In none of these cases were the physical descriptions on the front, in a place to catch an observer’s eye. Nor were they in the center of the triangle, where a visitor standing inside would be able to see each of them in turn. Instead, they were on the sides facing the routes to the next areas. The sides where, were a visitor to head to the next location without stopping to turn and look for more information, the details would be missed entirely.

And this pattern repeated itself throughout much of the collection. I saw signs tucked into corners behind massive stone constructions, sign stacked a dozen to a case with no numbers on the artifacts, signs set so far back I had to take a picture and zoom in with my phone in order to read them, and signs more than large enough to be legible but with their top third featuring a different colored banner of a Biblical quote. There was, indeed, not a single gallery, out of 20, in the permanent exhibitions, with less than 3 quotes from the Bible.
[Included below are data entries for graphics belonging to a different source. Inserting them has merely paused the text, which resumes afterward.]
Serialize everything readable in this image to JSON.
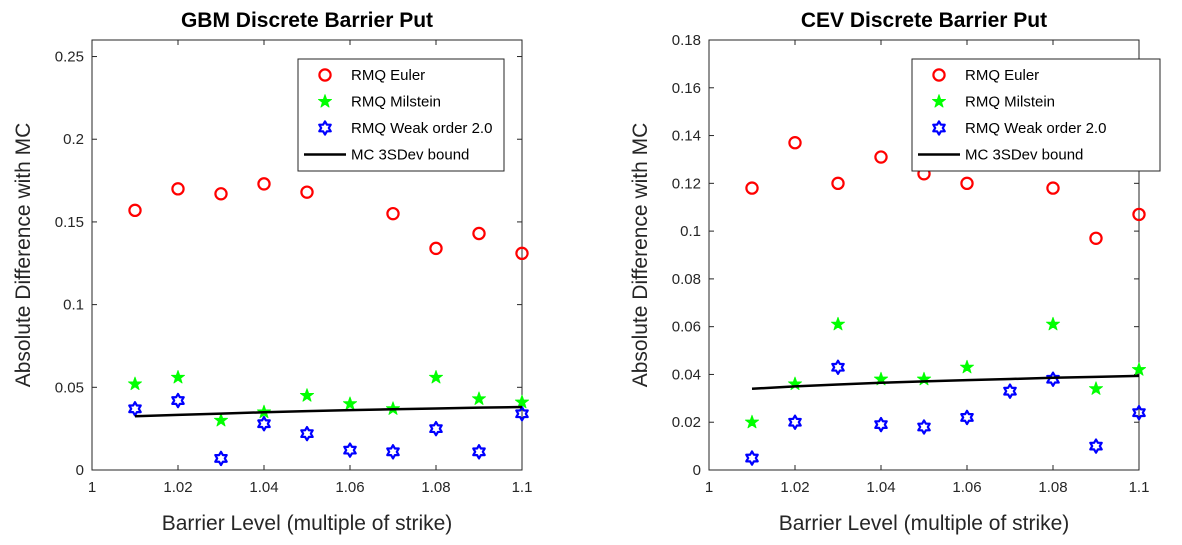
{
  "chart_data": [
    {
      "type": "scatter",
      "title": "GBM Discrete Barrier Put",
      "xlabel": "Barrier Level (multiple of strike)",
      "ylabel": "Absolute Difference with MC",
      "xlim": [
        1,
        1.1
      ],
      "ylim": [
        0,
        0.26
      ],
      "xticks": [
        "1",
        "1.02",
        "1.04",
        "1.06",
        "1.08",
        "1.1"
      ],
      "yticks": [
        "0",
        "0.05",
        "0.1",
        "0.15",
        "0.2",
        "0.25"
      ],
      "xtick_values": [
        1,
        1.02,
        1.04,
        1.06,
        1.08,
        1.1
      ],
      "ytick_values": [
        0,
        0.05,
        0.1,
        0.15,
        0.2,
        0.25
      ],
      "x": [
        1.01,
        1.02,
        1.03,
        1.04,
        1.05,
        1.06,
        1.07,
        1.08,
        1.09,
        1.1
      ],
      "legend_position": "top-right",
      "grid": false,
      "series": [
        {
          "name": "RMQ Euler",
          "marker": "circle",
          "color": "#ff0000",
          "values": [
            0.157,
            0.17,
            0.167,
            0.173,
            0.168,
            null,
            0.155,
            0.134,
            0.143,
            0.131
          ]
        },
        {
          "name": "RMQ Milstein",
          "marker": "pentagram",
          "color": "#00ff00",
          "values": [
            0.052,
            0.056,
            0.03,
            0.035,
            0.045,
            0.04,
            0.037,
            0.056,
            0.043,
            0.041
          ]
        },
        {
          "name": "RMQ Weak order 2.0",
          "marker": "hexagram",
          "color": "#0000ff",
          "values": [
            0.037,
            0.042,
            0.007,
            0.028,
            0.022,
            0.012,
            0.011,
            0.025,
            0.011,
            0.034
          ]
        },
        {
          "name": "MC 3SDev bound",
          "marker": "line",
          "color": "#000000",
          "values": [
            0.0325,
            0.0333,
            0.0341,
            0.0349,
            0.0356,
            0.0362,
            0.0367,
            0.0372,
            0.0377,
            0.0381
          ]
        }
      ]
    },
    {
      "type": "scatter",
      "title": "CEV Discrete Barrier Put",
      "xlabel": "Barrier Level (multiple of strike)",
      "ylabel": "Absolute Difference with MC",
      "xlim": [
        1,
        1.1
      ],
      "ylim": [
        0,
        0.18
      ],
      "xticks": [
        "1",
        "1.02",
        "1.04",
        "1.06",
        "1.08",
        "1.1"
      ],
      "yticks": [
        "0",
        "0.02",
        "0.04",
        "0.06",
        "0.08",
        "0.1",
        "0.12",
        "0.14",
        "0.16",
        "0.18"
      ],
      "xtick_values": [
        1,
        1.02,
        1.04,
        1.06,
        1.08,
        1.1
      ],
      "ytick_values": [
        0,
        0.02,
        0.04,
        0.06,
        0.08,
        0.1,
        0.12,
        0.14,
        0.16,
        0.18
      ],
      "x": [
        1.01,
        1.02,
        1.03,
        1.04,
        1.05,
        1.06,
        1.07,
        1.08,
        1.09,
        1.1
      ],
      "legend_position": "top-right",
      "grid": false,
      "series": [
        {
          "name": "RMQ Euler",
          "marker": "circle",
          "color": "#ff0000",
          "values": [
            0.118,
            0.137,
            0.12,
            0.131,
            0.124,
            0.12,
            null,
            0.118,
            0.097,
            0.107
          ]
        },
        {
          "name": "RMQ Milstein",
          "marker": "pentagram",
          "color": "#00ff00",
          "values": [
            0.02,
            0.036,
            0.061,
            0.038,
            0.038,
            0.043,
            null,
            0.061,
            0.034,
            0.042
          ]
        },
        {
          "name": "RMQ Weak order 2.0",
          "marker": "hexagram",
          "color": "#0000ff",
          "values": [
            0.005,
            0.02,
            0.043,
            0.019,
            0.018,
            0.022,
            0.033,
            0.038,
            0.01,
            0.024
          ]
        },
        {
          "name": "MC 3SDev bound",
          "marker": "line",
          "color": "#000000",
          "values": [
            0.034,
            0.035,
            0.0358,
            0.0365,
            0.0371,
            0.0376,
            0.0381,
            0.0386,
            0.039,
            0.0394
          ]
        }
      ]
    }
  ]
}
All of them in massive font, all of them in direct relation to at least one display case, and all of them making a statement that did not reflect the story the material culture told of itself, but absolutely reflected a story the Bible told of the places these pieces of the past called home.

Even with my knowledge of history and archaeology, and my deliberate attempt not to be influenced by these Bible quotes, they still shaped my perceptions and understandings of every gallery. I can scarcely begin to imagine the effects this would have on a visitor who did see the Bible as completely, literally, accurate. But perhaps I was supposed to try a little harder to put myself into such a person’s shoes

But the lesson I walked away from this museum with, was not that the Bible is inherently a propaganda piece, nor even necessarily wrong. Instead, it was an unsettling pondering about the ways in which we choose each and every word that we say. No matter the exact intention behind it, the person(s) designing those galleries had to comb through an entire Bible to select the quotes they did and fit them to the objects they did. And while to some, that may be a profoundly questionable decision, and clear show of deliberate bias. To me, I was left grappling, for the rest of the day, with the attempts in my head to find the line I drew that could make this act any different, or less acceptable, or more biased, than any other instance of curatorial labeling. After all, no knowledge source is completely unbiased, saved for uninterpreted physical objects. But these labels, by their very nature, have to be some form of interpretation. While the bias behind assigning Bible quotes to artifacts is indeed more controversial, is it any stronger, in its inherent bias, than any other potentially controversial history that might be included in a placard? I have an answer, but it’s not one that I would use this retelling to force onto others. And it is one that I spent much of the evening examining to ensure I knew just exactly where I stood on the question

This is not, in any way, to say that every interpretation of history is valid. There are interpretations out there that are inarguably more biased, less informed, and more harmful than others. Let me make that absolutely clear

But it is to say that, positive or negative, there is bias in most things. And that is a fact that is particularly clear, and particularly potent, in fields of study centered on the past and its retelling. In every museum label, every scholarly journal, every internet essay. We choose what we say. And what we don’t. Is this something you keep in mind when you frame your worldly understandings for others, and when you weigh whether to accept the understandings presented by others?